Here is an excerpt from my book Goat Water Is Not What You Think, which will be published in early February. The book chronicles our four winters on the Caribbean island of Montserrat, leading up to the volcanic eruption which destroyed our house, killed 19 people and made two-thirds of the island uninhabitable.
William Owensby,
our neighbor down the hill, arrived at our front gate with a burlap sack full
of banana shoots and his cutlass to plant MY banana plantation—the plantation
that within a few months would feed our family and, if we were lucky, half of
Spanish Point, as our subdivision was known, with lovely bananas. Or so I
fantasized.
William had timed
his arrival to plant, he said, “by the moon, two days after the first quarter.”
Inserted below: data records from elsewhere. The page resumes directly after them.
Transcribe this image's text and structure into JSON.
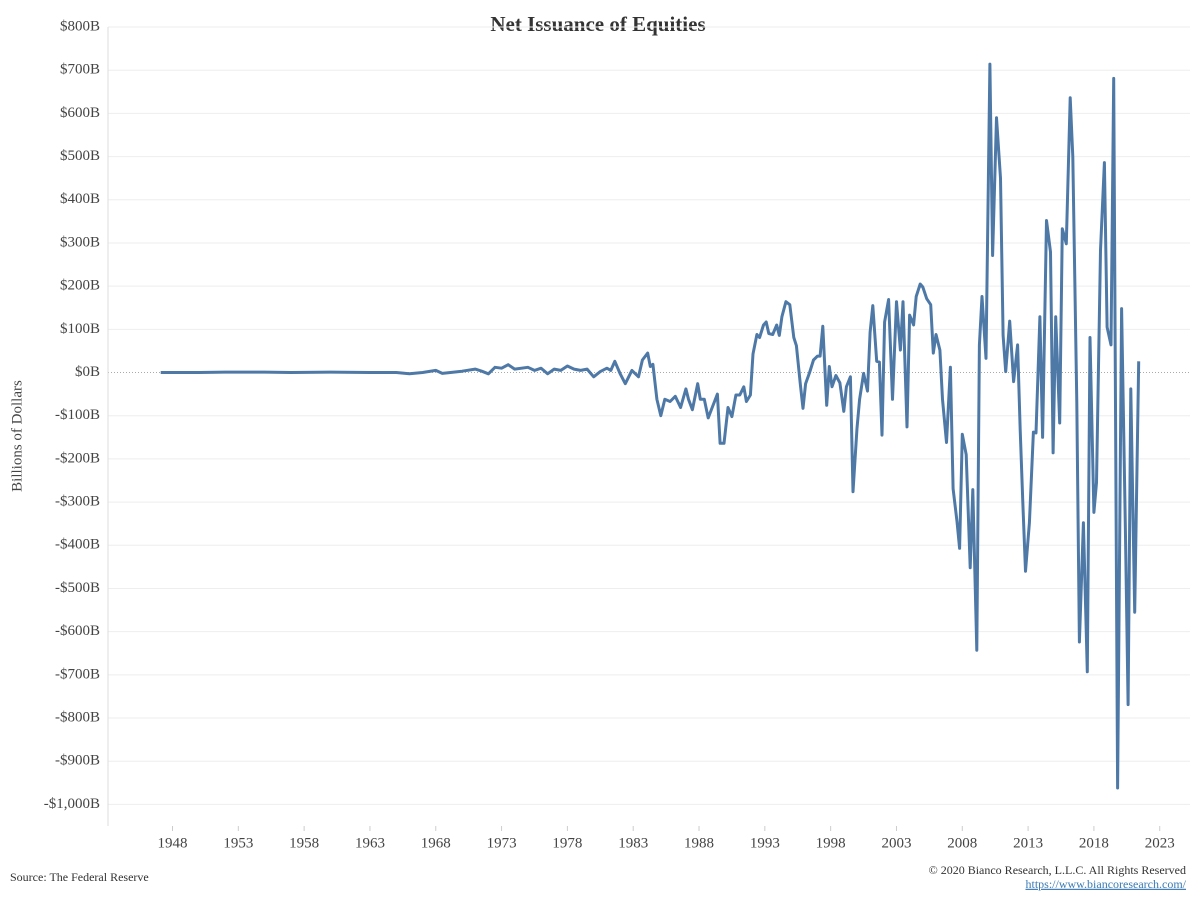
{
  "chart_data": {
    "type": "line",
    "title": "Net Issuance of Equities",
    "y_label": "Billions of Dollars",
    "source": "Source: The Federal Reserve",
    "copyright": "© 2020 Bianco Research, L.L.C. All Rights Reserved",
    "link": "https://www.biancoresearch.com/",
    "color": "#4e79a7",
    "grid": true,
    "xlim": [
      1943.1,
      2025.3
    ],
    "xticks": [
      1948,
      1953,
      1958,
      1963,
      1968,
      1973,
      1978,
      1983,
      1988,
      1993,
      1998,
      2003,
      2008,
      2013,
      2018,
      2023
    ],
    "ylim": [
      -1050,
      800
    ],
    "yticks": [
      {
        "value": 800,
        "label": "$800B"
      },
      {
        "value": 700,
        "label": "$700B"
      },
      {
        "value": 600,
        "label": "$600B"
      },
      {
        "value": 500,
        "label": "$500B"
      },
      {
        "value": 400,
        "label": "$400B"
      },
      {
        "value": 300,
        "label": "$300B"
      },
      {
        "value": 200,
        "label": "$200B"
      },
      {
        "value": 100,
        "label": "$100B"
      },
      {
        "value": 0,
        "label": "$0B"
      },
      {
        "value": -100,
        "label": "-$100B"
      },
      {
        "value": -200,
        "label": "-$200B"
      },
      {
        "value": -300,
        "label": "-$300B"
      },
      {
        "value": -400,
        "label": "-$400B"
      },
      {
        "value": -500,
        "label": "-$500B"
      },
      {
        "value": -600,
        "label": "-$600B"
      },
      {
        "value": -700,
        "label": "-$700B"
      },
      {
        "value": -800,
        "label": "-$800B"
      },
      {
        "value": -900,
        "label": "-$900B"
      },
      {
        "value": -1000,
        "label": "-$1,000B"
      }
    ],
    "x": [
      1947.1,
      1950,
      1952,
      1955,
      1957,
      1960,
      1963,
      1965,
      1966,
      1967,
      1968,
      1968.5,
      1970,
      1971,
      1971.5,
      1972,
      1972.5,
      1973,
      1973.5,
      1974,
      1975,
      1975.5,
      1976,
      1976.5,
      1977,
      1977.5,
      1978,
      1978.5,
      1979,
      1979.5,
      1980,
      1980.5,
      1981,
      1981.3,
      1981.6,
      1982.0,
      1982.4,
      1982.9,
      1983.4,
      1983.7,
      1984.1,
      1984.3,
      1984.5,
      1984.8,
      1985.1,
      1985.4,
      1985.8,
      1986.2,
      1986.6,
      1987.0,
      1987.2,
      1987.5,
      1987.9,
      1988.1,
      1988.4,
      1988.7,
      1989.0,
      1989.4,
      1989.6,
      1989.9,
      1990.2,
      1990.5,
      1990.8,
      1991.1,
      1991.4,
      1991.6,
      1991.9,
      1992.1,
      1992.4,
      1992.6,
      1992.9,
      1993.1,
      1993.3,
      1993.6,
      1993.9,
      1994.1,
      1994.3,
      1994.6,
      1994.9,
      1995.2,
      1995.4,
      1995.7,
      1995.9,
      1996.1,
      1996.4,
      1996.7,
      1997.0,
      1997.2,
      1997.4,
      1997.7,
      1997.9,
      1998.1,
      1998.4,
      1998.7,
      1999.0,
      1999.2,
      1999.5,
      1999.7,
      2000.0,
      2000.2,
      2000.5,
      2000.8,
      2001.0,
      2001.2,
      2001.5,
      2001.7,
      2001.9,
      2002.1,
      2002.4,
      2002.7,
      2003.0,
      2003.3,
      2003.5,
      2003.8,
      2004.0,
      2004.3,
      2004.5,
      2004.8,
      2005.0,
      2005.3,
      2005.6,
      2005.8,
      2006.0,
      2006.3,
      2006.5,
      2006.8,
      2007.1,
      2007.3,
      2007.6,
      2007.8,
      2008.0,
      2008.3,
      2008.6,
      2008.8,
      2009.1,
      2009.3,
      2009.5,
      2009.8,
      2010.1,
      2010.3,
      2010.6,
      2010.9,
      2011.1,
      2011.3,
      2011.6,
      2011.9,
      2012.2,
      2012.4,
      2012.6,
      2012.8,
      2013.1,
      2013.4,
      2013.6,
      2013.9,
      2014.1,
      2014.4,
      2014.7,
      2014.9,
      2015.1,
      2015.4,
      2015.6,
      2015.9,
      2016.2,
      2016.4,
      2016.7,
      2016.9,
      2017.2,
      2017.5,
      2017.7,
      2018.0,
      2018.2,
      2018.5,
      2018.8,
      2019.0,
      2019.3,
      2019.5,
      2019.8,
      2020.1,
      2020.4,
      2020.6,
      2020.8,
      2021.1,
      2021.4
    ],
    "values": [
      0,
      0,
      1,
      1,
      0,
      1,
      0,
      0,
      -3,
      0,
      5,
      -2,
      3,
      8,
      3,
      -3,
      12,
      10,
      18,
      8,
      12,
      5,
      10,
      -3,
      8,
      5,
      15,
      8,
      5,
      8,
      -10,
      2,
      10,
      5,
      26,
      -2,
      -26,
      5,
      -10,
      29,
      45,
      14,
      19,
      -62,
      -100,
      -62,
      -67,
      -55,
      -81,
      -38,
      -62,
      -86,
      -26,
      -62,
      -62,
      -105,
      -81,
      -50,
      -164,
      -164,
      -81,
      -102,
      -52,
      -52,
      -33,
      -67,
      -52,
      43,
      88,
      81,
      110,
      117,
      90,
      88,
      110,
      86,
      129,
      164,
      157,
      81,
      62,
      -29,
      -83,
      -26,
      0,
      29,
      38,
      38,
      107,
      -76,
      14,
      -33,
      -7,
      -24,
      -90,
      -33,
      -10,
      -276,
      -129,
      -62,
      -2,
      -43,
      93,
      155,
      26,
      24,
      -145,
      117,
      169,
      -62,
      164,
      52,
      164,
      -126,
      133,
      110,
      176,
      205,
      198,
      171,
      157,
      45,
      88,
      52,
      -62,
      -162,
      12,
      -269,
      -345,
      -407,
      -143,
      -190,
      -452,
      -271,
      -643,
      64,
      176,
      33,
      714,
      271,
      590,
      450,
      86,
      2,
      119,
      -21,
      64,
      -133,
      -300,
      -460,
      -348,
      -138,
      -140,
      129,
      -150,
      352,
      279,
      -186,
      129,
      -117,
      333,
      298,
      636,
      500,
      -69,
      -624,
      -348,
      -693,
      81,
      -324,
      -255,
      283,
      486,
      105,
      64,
      681,
      -962,
      148,
      -379,
      -769,
      -38,
      -555,
      26
    ]
  }
}
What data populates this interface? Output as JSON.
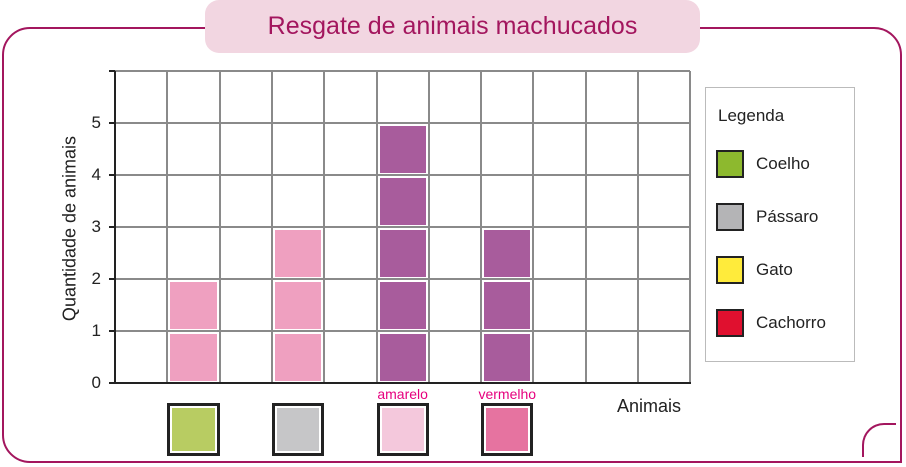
{
  "chart_data": {
    "type": "bar",
    "title": "Resgate de animais machucados",
    "xlabel": "Animais",
    "ylabel": "Quantidade de animais",
    "ylim": [
      0,
      6
    ],
    "yticks": [
      "0",
      "1",
      "2",
      "3",
      "4",
      "5"
    ],
    "grid": true,
    "values": [
      2,
      3,
      5,
      3
    ],
    "bar_colors": [
      "#efa0c0",
      "#efa0c0",
      "#a85c9c",
      "#a85c9c"
    ],
    "category_swatches": [
      {
        "color": "#b8cc62",
        "label": ""
      },
      {
        "color": "#c6c6c8",
        "label": ""
      },
      {
        "color": "#f4c8dc",
        "label": "amarelo"
      },
      {
        "color": "#e673a0",
        "label": "vermelho"
      }
    ],
    "legend": {
      "title": "Legenda",
      "placement": "right",
      "items": [
        {
          "label": "Coelho",
          "color": "#8db92e"
        },
        {
          "label": "Pássaro",
          "color": "#b4b4b6"
        },
        {
          "label": "Gato",
          "color": "#ffeb3b"
        },
        {
          "label": "Cachorro",
          "color": "#e0102f"
        }
      ]
    }
  }
}
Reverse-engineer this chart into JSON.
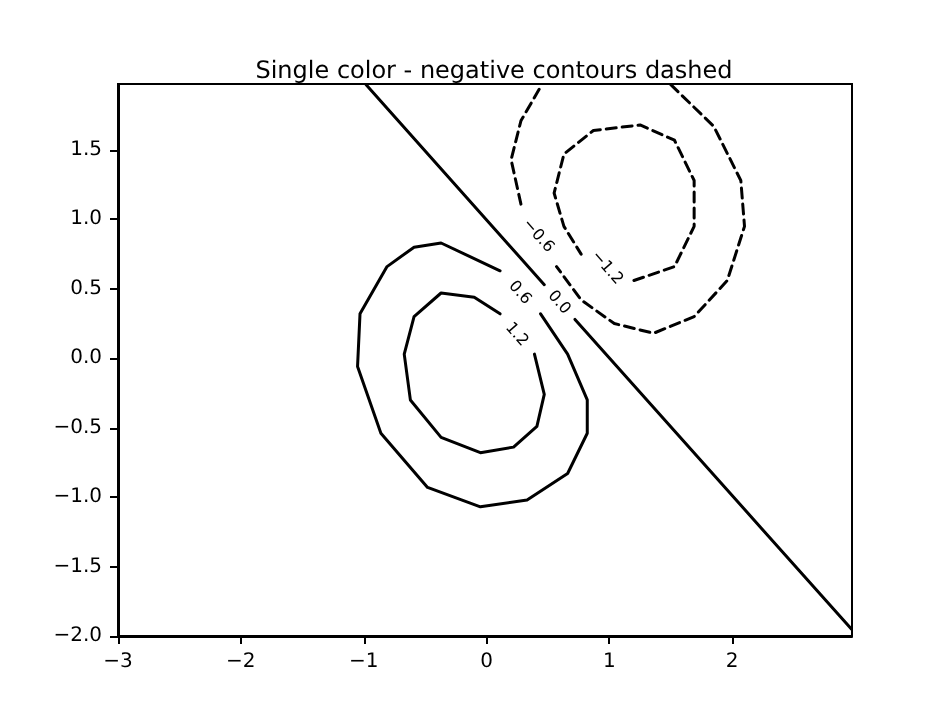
{
  "chart_data": {
    "type": "line",
    "title": "Single color - negative contours dashed",
    "xlim": [
      -3,
      2.975
    ],
    "ylim": [
      -2,
      1.975
    ],
    "xticks": [
      {
        "value": -3,
        "label": "−3"
      },
      {
        "value": -2,
        "label": "−2"
      },
      {
        "value": -1,
        "label": "−1"
      },
      0,
      1,
      2
    ],
    "yticks": [
      {
        "value": -2,
        "label": "−2.0"
      },
      {
        "value": -1.5,
        "label": "−1.5"
      },
      {
        "value": -1,
        "label": "−1.0"
      },
      {
        "value": -0.5,
        "label": "−0.5"
      },
      {
        "value": 0,
        "label": "0.0"
      },
      0.5,
      {
        "value": 1,
        "label": "1.0"
      },
      1.5
    ],
    "grid": false,
    "legend": false,
    "marker": "none",
    "series": [
      {
        "name": "0.6",
        "color": "#000000",
        "line_style": "solid",
        "x": [
          0.44,
          0.66,
          0.82,
          0.82,
          0.66,
          0.33,
          -0.05,
          -0.48,
          -0.86,
          -1.05,
          -1.03,
          -0.81,
          -0.59,
          -0.37,
          0.11
        ],
        "values": [
          0.32,
          0.03,
          -0.3,
          -0.54,
          -0.83,
          -1.02,
          -1.07,
          -0.93,
          -0.54,
          -0.06,
          0.32,
          0.66,
          0.8,
          0.83,
          0.63
        ]
      },
      {
        "name": "1.2",
        "color": "#000000",
        "line_style": "solid",
        "x": [
          0.39,
          0.47,
          0.41,
          0.22,
          -0.05,
          -0.37,
          -0.62,
          -0.67,
          -0.59,
          -0.37,
          -0.1,
          0.11
        ],
        "values": [
          0.03,
          -0.26,
          -0.49,
          -0.64,
          -0.68,
          -0.57,
          -0.3,
          0.03,
          0.3,
          0.47,
          0.44,
          0.32
        ]
      },
      {
        "name": "0.0",
        "color": "#000000",
        "line_style": "solid",
        "x": [
          0.72,
          2.97,
          null,
          -0.98,
          0.47
        ],
        "values": [
          0.28,
          -1.95,
          null,
          1.97,
          0.53
        ]
      },
      {
        "name": "−0.6",
        "color": "#000000",
        "line_style": "dashed",
        "x": [
          0.28,
          0.2,
          0.28,
          0.45,
          null,
          1.5,
          1.85,
          2.07,
          2.1,
          1.96,
          1.69,
          1.36,
          1.04,
          0.77,
          0.57
        ],
        "values": [
          1.11,
          1.43,
          1.71,
          1.97,
          null,
          1.97,
          1.67,
          1.28,
          0.95,
          0.56,
          0.3,
          0.18,
          0.25,
          0.42,
          0.66
        ]
      },
      {
        "name": "−1.2",
        "color": "#000000",
        "line_style": "dashed",
        "x": [
          1.2,
          1.53,
          1.69,
          1.69,
          1.53,
          1.25,
          0.87,
          0.63,
          0.55,
          0.63,
          0.77
        ],
        "values": [
          0.56,
          0.66,
          0.95,
          1.28,
          1.57,
          1.68,
          1.64,
          1.47,
          1.19,
          0.95,
          0.75
        ]
      }
    ]
  }
}
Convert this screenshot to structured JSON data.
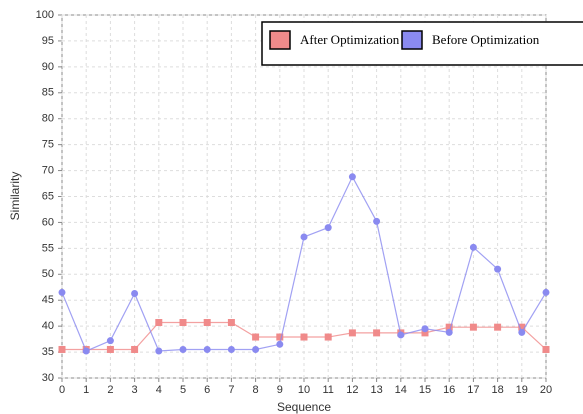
{
  "chart_data": {
    "type": "line",
    "x": [
      0,
      1,
      2,
      3,
      4,
      5,
      6,
      7,
      8,
      9,
      10,
      11,
      12,
      13,
      14,
      15,
      16,
      17,
      18,
      19,
      20
    ],
    "series": [
      {
        "name": "After Optimization",
        "color": "#f08a8a",
        "marker": "square",
        "values": [
          35.5,
          35.5,
          35.5,
          35.5,
          40.7,
          40.7,
          40.7,
          40.7,
          37.9,
          37.9,
          37.9,
          37.9,
          38.7,
          38.7,
          38.7,
          38.7,
          39.8,
          39.8,
          39.8,
          39.8,
          35.5
        ]
      },
      {
        "name": "Before Optimization",
        "color": "#8a8af0",
        "marker": "circle",
        "values": [
          46.5,
          35.2,
          37.2,
          46.3,
          35.2,
          35.5,
          35.5,
          35.5,
          35.5,
          36.5,
          57.2,
          59,
          68.8,
          60.2,
          38.3,
          39.5,
          38.8,
          55.2,
          51,
          38.8,
          46.5
        ]
      }
    ],
    "xlabel": "Sequence",
    "ylabel": "Similarity",
    "xlim": [
      0,
      20
    ],
    "xticks": [
      0,
      1,
      2,
      3,
      4,
      5,
      6,
      7,
      8,
      9,
      10,
      11,
      12,
      13,
      14,
      15,
      16,
      17,
      18,
      19,
      20
    ],
    "ylim": [
      30,
      100
    ],
    "yticks": [
      30,
      35,
      40,
      45,
      50,
      55,
      60,
      65,
      70,
      75,
      80,
      85,
      90,
      95,
      100
    ],
    "grid": true,
    "legend": "upper right"
  }
}
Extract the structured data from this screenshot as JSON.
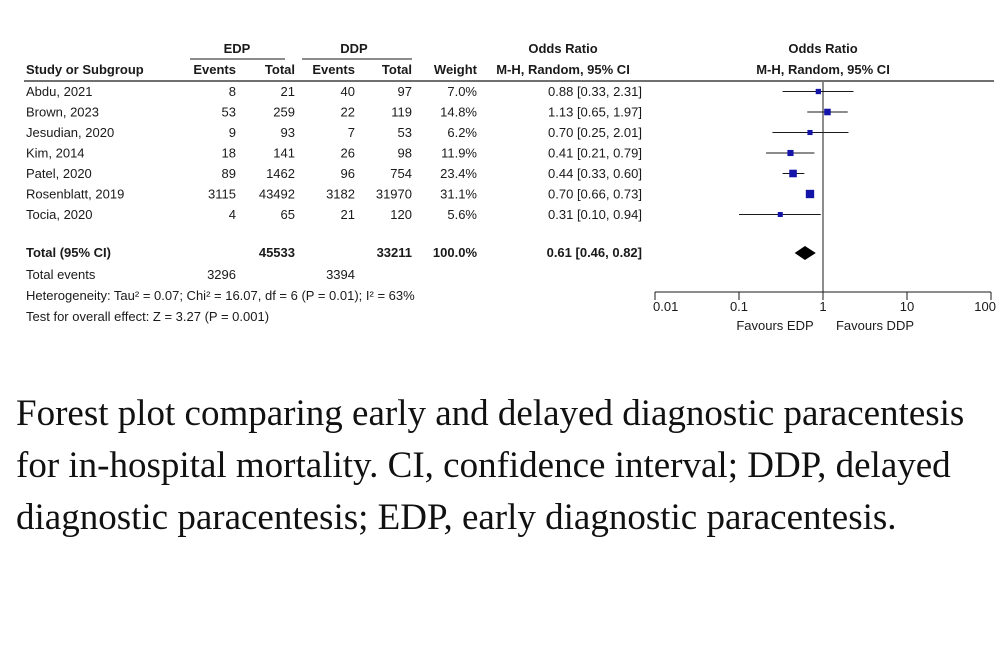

This was a serious thing and had to be strictly adhered to. He said all this
without even the hint of a smile, so I didn’t smile either….
Every now and
then, William would appear at our gate with goat meat meant as a gift. The
first time this happened he said he had made his kill that morning. I asked,
“Oh, which one?” He said it was the little male I’d seen running around with
his twin, a female I had named “Nice Girl.”
I said, “Oh, poor
thing.” I felt kind of sad.
William shrugged.
“He should know that’s what he was born for.” Females were jealously guarded
because they could produce more young. But the life of the male goat – except
for big billy – wasn’t worth much.
I thanked him for
the plastic bag containing the goat roast and another containing a big piece of
cake that his wife Mamie had baked. We ate the cake right away, but we put the
goat in the freezer. In two weeks, when I got up the nerve to thaw it out and
cook it, we could pretend it had come from the grocery store. We came to call
this ploy “running it through the freezer.”